Backup or Duplicate Robots #
Import the project and TCP from the golden robot. First we directly run the project at the calibration stand, and find that the point deviation happens. Then we follow the steps below to do deviation calibration.
- Guide the robot to the calibration point, then manually adjust the point to the target position and record this position as a new point.
- Set 4 global variables as float array with size 6. Two are for recording the original and new point’s values (These variables can be set as local ones). One is for recording point offset. The last one is for recording modified TCP value.
- Create a new Subflow in the project, and do the following editing:
- Add a Set node (SET1), write the original and modified values of the calibration point to the first two variables.

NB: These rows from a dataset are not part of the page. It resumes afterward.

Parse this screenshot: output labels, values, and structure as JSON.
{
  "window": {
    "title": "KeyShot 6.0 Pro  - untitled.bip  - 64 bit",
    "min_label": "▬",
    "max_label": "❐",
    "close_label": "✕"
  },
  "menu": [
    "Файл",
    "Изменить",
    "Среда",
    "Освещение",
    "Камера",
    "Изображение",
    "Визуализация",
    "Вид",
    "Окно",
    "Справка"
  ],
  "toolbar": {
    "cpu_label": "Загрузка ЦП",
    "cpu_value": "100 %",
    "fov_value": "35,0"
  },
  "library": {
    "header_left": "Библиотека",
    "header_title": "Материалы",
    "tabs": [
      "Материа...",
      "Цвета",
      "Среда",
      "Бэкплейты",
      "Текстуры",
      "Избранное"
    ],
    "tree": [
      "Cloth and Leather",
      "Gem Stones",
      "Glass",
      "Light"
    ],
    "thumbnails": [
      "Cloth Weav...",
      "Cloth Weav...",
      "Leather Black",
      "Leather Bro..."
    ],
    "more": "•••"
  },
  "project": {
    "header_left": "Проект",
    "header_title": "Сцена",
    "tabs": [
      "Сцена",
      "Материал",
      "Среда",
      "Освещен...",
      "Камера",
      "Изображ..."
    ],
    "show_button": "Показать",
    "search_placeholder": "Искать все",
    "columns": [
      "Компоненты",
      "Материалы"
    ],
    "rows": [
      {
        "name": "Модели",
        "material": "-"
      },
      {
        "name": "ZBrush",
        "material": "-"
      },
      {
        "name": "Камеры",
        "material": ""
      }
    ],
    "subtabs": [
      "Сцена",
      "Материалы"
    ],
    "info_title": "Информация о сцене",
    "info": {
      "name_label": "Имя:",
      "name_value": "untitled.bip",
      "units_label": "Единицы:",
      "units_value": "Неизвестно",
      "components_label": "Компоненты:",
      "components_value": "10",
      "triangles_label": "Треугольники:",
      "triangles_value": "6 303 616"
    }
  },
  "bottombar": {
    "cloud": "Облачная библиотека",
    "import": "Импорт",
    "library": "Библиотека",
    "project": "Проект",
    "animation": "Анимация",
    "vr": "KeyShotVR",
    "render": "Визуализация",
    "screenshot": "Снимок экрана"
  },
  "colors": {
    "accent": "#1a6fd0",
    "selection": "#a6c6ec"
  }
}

- Add a Set node (SET2), use function trans() to calculate the point offset. Then use function applytrans() to apply the offset to TCP and will calculate the modified TCP. [Function syntax can refer to Expression Editor for more details]
- Add a Display node, show the modified TCP calculated in SET2 node.
- Add a Set node (SET1), write the original and modified values of the calibration point to the first two variables.
- Run the Subflow and record the value on the View page, then fill in TCP parameters with this value.
- Run the main project again for validation:
[Can be omitted if no need]
We first validate the result at calibration stand, and find that the screws are almost aligned after calibration.
Then we move the robot to the working area to pick up a FOUP. As you can see, if we use the original TCP to run, the robot catches it with a tilt angle. But change to modified TCP, it gets a FOUP with correct posture.
Q&A #
Q1. Why the result is not satisfactory after the deviation calibration?
A1. The reasons are probably as follows:
- Landmark stability is bad → Open landmark task to adjust the camera parameters or the observation angle of the robot. Keep the landmark scores above 0.8.
- The calibration postures of two robots are dramatically different → Adjust the duplicate robot to let the posture almost be the same as golden’s, and redo calibration again.
- The postures of the points to be corrected are different from the calibration point’s → Modified TCP is only applicable to points with the same posture as the calibration point, if the point’s postures are different, you need to choose another point for calibration.
- Human eye error → Even though you use calibration pins to do calibration, it still exists about 0.3 mm in error. If you want to increase the calibration accuracy, you can design plugin fixture for calibration.
Q2. Can I use this modified TCP for all project points?
A2. No. See A1(3). Besides, even though the postures are the same, it’s still limited to correction range. Remember that the farther the distance between working and calibration points is, the larger the error is.
Q3. If the points spread too widely and would exceed the correction range, how to solve it?
A3. You need to divide the points into several groups, and choose a point from each group for calibration (notice the point posture). Then save the modified TCP as a new TCP, and use Tool Shift to change TCP of each group as the correspondingly new one.